[Oral treatments in multiple sclerosis].

Autor: Meca-Lallana JE; Unidad de Esclerosis Múltiple, Hospital Clínico Universitario Virgen de la Arrixaca, Murcia, España; Cátedra de Neuroinmunología Clínica y Esclerosis Múltiple, UCAM, Universidad Católica San Antonio de Murcia, Murcia, España. Electronic address: pmecal@gmail.com., Hernández-Clares R; Unidad de Esclerosis Múltiple, Hospital Clínico Universitario Virgen de la Arrixaca, Murcia, España; Cátedra de Neuroinmunología Clínica y Esclerosis Múltiple, UCAM, Universidad Católica San Antonio de Murcia, Murcia, España., Carreón-Guarnizo E; Unidad de Esclerosis Múltiple, Hospital Clínico Universitario Virgen de la Arrixaca, Murcia, España; Cátedra de Neuroinmunología Clínica y Esclerosis Múltiple, UCAM, Universidad Católica San Antonio de Murcia, Murcia, España.
Jazyk: Spanish; Castilian
Zdroj: Medicina clinica [Med Clin (Barc)] 2014 Dec; Vol. 143 Suppl 3, pp. 23-9.

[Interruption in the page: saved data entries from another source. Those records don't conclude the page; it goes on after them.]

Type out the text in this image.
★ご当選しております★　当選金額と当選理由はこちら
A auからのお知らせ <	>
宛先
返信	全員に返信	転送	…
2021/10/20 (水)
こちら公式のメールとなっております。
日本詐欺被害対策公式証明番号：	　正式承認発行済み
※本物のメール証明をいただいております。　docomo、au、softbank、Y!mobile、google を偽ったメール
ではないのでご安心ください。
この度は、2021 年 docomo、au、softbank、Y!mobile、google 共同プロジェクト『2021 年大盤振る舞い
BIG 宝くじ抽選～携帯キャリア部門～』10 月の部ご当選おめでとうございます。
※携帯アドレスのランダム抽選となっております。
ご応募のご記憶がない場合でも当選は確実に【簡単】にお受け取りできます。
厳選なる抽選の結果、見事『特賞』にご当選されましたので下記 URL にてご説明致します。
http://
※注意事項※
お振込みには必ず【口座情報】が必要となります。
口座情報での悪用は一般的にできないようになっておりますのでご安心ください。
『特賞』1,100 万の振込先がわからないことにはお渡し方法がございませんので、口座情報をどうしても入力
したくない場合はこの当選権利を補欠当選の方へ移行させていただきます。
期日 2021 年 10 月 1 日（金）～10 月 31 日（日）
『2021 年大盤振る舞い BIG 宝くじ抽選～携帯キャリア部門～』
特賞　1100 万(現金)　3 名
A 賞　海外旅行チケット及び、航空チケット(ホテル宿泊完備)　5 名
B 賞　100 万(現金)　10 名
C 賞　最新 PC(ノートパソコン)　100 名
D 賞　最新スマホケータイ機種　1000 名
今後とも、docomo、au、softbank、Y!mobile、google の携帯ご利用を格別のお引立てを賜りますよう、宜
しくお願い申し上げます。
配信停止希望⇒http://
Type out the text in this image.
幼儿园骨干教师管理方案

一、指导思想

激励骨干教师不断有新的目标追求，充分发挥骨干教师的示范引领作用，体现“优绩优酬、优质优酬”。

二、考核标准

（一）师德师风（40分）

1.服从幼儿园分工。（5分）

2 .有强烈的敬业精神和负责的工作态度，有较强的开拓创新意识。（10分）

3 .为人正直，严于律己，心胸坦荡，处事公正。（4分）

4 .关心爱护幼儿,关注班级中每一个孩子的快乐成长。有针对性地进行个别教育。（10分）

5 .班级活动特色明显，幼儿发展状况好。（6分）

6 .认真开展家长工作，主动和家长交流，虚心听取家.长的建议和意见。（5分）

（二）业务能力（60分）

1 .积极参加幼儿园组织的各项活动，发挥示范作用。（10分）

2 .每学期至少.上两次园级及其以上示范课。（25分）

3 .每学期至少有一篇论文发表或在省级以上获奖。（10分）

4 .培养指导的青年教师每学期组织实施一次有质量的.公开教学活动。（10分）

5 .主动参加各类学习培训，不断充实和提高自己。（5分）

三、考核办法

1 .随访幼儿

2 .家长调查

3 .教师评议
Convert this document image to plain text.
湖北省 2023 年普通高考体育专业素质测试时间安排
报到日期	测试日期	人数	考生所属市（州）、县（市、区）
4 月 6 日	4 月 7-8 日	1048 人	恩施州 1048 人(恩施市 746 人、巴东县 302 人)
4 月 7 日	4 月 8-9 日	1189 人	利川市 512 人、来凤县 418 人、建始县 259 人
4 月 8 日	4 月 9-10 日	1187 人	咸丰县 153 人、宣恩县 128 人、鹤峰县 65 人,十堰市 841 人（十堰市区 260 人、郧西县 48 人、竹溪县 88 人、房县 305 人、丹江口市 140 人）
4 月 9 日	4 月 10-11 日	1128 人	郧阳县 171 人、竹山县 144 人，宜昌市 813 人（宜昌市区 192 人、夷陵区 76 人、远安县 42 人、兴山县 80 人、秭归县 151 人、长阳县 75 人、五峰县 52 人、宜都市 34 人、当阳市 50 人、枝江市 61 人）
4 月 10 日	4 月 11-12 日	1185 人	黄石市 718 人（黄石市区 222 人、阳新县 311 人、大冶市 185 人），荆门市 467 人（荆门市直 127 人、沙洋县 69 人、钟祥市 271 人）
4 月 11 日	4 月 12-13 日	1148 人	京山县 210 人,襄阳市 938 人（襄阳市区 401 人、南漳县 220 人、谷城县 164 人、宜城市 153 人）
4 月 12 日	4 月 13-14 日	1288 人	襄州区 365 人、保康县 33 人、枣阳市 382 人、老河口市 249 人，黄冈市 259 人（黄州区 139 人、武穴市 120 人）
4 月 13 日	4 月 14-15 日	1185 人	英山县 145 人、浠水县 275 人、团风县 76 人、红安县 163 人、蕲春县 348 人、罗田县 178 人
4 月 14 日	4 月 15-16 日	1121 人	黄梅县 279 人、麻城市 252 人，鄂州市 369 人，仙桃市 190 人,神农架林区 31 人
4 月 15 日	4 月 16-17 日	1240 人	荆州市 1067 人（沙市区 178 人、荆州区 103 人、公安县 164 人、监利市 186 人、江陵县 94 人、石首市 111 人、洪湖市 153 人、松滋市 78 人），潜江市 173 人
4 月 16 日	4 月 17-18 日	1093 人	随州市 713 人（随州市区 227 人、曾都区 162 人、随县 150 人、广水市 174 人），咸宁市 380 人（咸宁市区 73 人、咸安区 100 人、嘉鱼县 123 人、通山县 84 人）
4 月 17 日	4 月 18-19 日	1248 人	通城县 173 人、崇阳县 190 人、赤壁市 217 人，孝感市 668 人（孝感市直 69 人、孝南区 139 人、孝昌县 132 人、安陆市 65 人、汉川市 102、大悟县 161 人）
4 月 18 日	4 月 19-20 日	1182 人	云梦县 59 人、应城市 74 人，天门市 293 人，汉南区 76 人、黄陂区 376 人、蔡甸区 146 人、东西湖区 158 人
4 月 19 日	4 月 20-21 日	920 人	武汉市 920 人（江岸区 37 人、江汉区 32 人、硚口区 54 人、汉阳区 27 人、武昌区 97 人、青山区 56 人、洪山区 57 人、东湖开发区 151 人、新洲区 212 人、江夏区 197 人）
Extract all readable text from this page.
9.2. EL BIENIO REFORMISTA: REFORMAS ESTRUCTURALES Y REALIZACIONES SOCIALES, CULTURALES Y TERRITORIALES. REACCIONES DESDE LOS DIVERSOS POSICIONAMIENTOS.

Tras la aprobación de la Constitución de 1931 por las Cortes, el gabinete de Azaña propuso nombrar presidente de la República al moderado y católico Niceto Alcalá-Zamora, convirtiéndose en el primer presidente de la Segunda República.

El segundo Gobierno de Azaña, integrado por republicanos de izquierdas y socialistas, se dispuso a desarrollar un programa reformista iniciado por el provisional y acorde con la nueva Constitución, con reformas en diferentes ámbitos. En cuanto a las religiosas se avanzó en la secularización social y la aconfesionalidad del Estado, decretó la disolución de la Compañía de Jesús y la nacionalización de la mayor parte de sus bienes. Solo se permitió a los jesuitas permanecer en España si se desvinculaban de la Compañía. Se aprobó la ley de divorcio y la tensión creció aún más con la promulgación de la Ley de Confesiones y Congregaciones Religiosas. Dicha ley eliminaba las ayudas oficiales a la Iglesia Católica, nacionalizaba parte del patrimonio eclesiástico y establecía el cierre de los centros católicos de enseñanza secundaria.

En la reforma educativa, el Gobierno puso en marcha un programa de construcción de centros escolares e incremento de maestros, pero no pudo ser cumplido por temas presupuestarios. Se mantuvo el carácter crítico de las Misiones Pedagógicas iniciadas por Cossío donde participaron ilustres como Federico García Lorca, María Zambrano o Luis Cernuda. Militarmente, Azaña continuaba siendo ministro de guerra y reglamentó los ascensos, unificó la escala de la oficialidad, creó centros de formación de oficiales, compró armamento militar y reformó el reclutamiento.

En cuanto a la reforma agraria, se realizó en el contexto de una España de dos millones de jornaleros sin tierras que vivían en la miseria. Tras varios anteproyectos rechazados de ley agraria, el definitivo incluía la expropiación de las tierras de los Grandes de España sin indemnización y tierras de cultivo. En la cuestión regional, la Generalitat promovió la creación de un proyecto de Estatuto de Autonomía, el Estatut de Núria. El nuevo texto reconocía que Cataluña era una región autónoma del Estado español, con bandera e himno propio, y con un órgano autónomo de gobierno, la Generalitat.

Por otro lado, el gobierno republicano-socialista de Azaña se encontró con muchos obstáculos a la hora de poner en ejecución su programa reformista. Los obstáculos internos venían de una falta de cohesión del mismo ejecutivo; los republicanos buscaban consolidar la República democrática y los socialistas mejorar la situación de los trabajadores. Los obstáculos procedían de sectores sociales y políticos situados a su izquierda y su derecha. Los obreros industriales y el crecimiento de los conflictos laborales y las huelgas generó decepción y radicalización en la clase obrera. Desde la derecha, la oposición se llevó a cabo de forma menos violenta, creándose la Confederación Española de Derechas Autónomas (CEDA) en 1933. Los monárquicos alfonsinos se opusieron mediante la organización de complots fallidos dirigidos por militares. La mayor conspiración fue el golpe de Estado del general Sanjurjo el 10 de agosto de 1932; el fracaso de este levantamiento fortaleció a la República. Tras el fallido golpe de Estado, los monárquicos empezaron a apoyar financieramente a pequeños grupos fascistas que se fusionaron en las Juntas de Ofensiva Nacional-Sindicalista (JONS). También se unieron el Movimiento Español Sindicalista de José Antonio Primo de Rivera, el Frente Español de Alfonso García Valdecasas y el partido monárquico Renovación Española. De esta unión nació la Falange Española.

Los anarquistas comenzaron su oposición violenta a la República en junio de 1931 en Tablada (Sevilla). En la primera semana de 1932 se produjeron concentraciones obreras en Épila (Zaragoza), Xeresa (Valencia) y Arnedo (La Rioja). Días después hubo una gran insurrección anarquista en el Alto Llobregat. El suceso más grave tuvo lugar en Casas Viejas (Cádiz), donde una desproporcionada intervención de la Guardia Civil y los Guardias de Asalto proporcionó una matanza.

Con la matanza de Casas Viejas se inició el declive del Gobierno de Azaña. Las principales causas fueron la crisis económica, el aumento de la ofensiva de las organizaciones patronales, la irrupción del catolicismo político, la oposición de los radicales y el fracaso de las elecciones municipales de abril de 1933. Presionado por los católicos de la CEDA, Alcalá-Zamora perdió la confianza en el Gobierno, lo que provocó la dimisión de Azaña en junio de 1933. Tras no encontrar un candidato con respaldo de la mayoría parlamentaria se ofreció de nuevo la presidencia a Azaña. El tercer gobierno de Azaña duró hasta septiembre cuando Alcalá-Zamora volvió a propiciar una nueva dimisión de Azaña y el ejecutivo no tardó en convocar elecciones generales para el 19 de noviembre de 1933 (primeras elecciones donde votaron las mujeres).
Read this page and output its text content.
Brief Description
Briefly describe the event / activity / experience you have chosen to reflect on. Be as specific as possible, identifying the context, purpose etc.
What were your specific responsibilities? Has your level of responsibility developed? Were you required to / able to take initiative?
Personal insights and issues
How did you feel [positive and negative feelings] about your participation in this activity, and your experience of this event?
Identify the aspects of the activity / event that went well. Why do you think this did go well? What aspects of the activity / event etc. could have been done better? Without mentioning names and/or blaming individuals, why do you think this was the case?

DOI: 10.1016/S0025-7753(15)30006-3
Abstrakt: The development of new disease-modifying drugs (DMD) in relapsing-remitting multiple sclerosis (RRMS), which share the common denominator of oral administration, considerably improves patient expectations in terms of effectiveness, tolerability and treatment adherence compared with currently available drugs. However, the common route of administration of these drugs does not mean that they are equivalent, since the heading of "oral route" encompasses drugs with distinct indications and mechanisms of action, as well as heterogeneous results in terms of efficacy and safety, allowing treatment to be personalized according to the each patient' s characteristics. Currently, four oral DMD are available or in an advanced stage of clinical development: fingolimod, teriflunomide, dimethyl fumarate and laquinimod. In pivotal trials versus placebo, these molecules reduced the annualized rate of exacerbations versus placebo by 54%, 31%, 53% and 23%, respectively, the risk of progression of disability by 31%, 30%, 38% and 36%, and the number of active lesions showing contrast uptake on magnetic resonance imaging by 82%, 80%, 90% and 37%, respectively. Based on the risk/benefit ratio, fingolimod is indicated in patients with suboptimal response to initial DMD or in severe rapidly progressing RRMS, while the remaining drugs can be used as first-line options. Clinical experience with these treatments will provide new data on safety and effectiveness, which will be determinant when establishing therapeutic algorithms.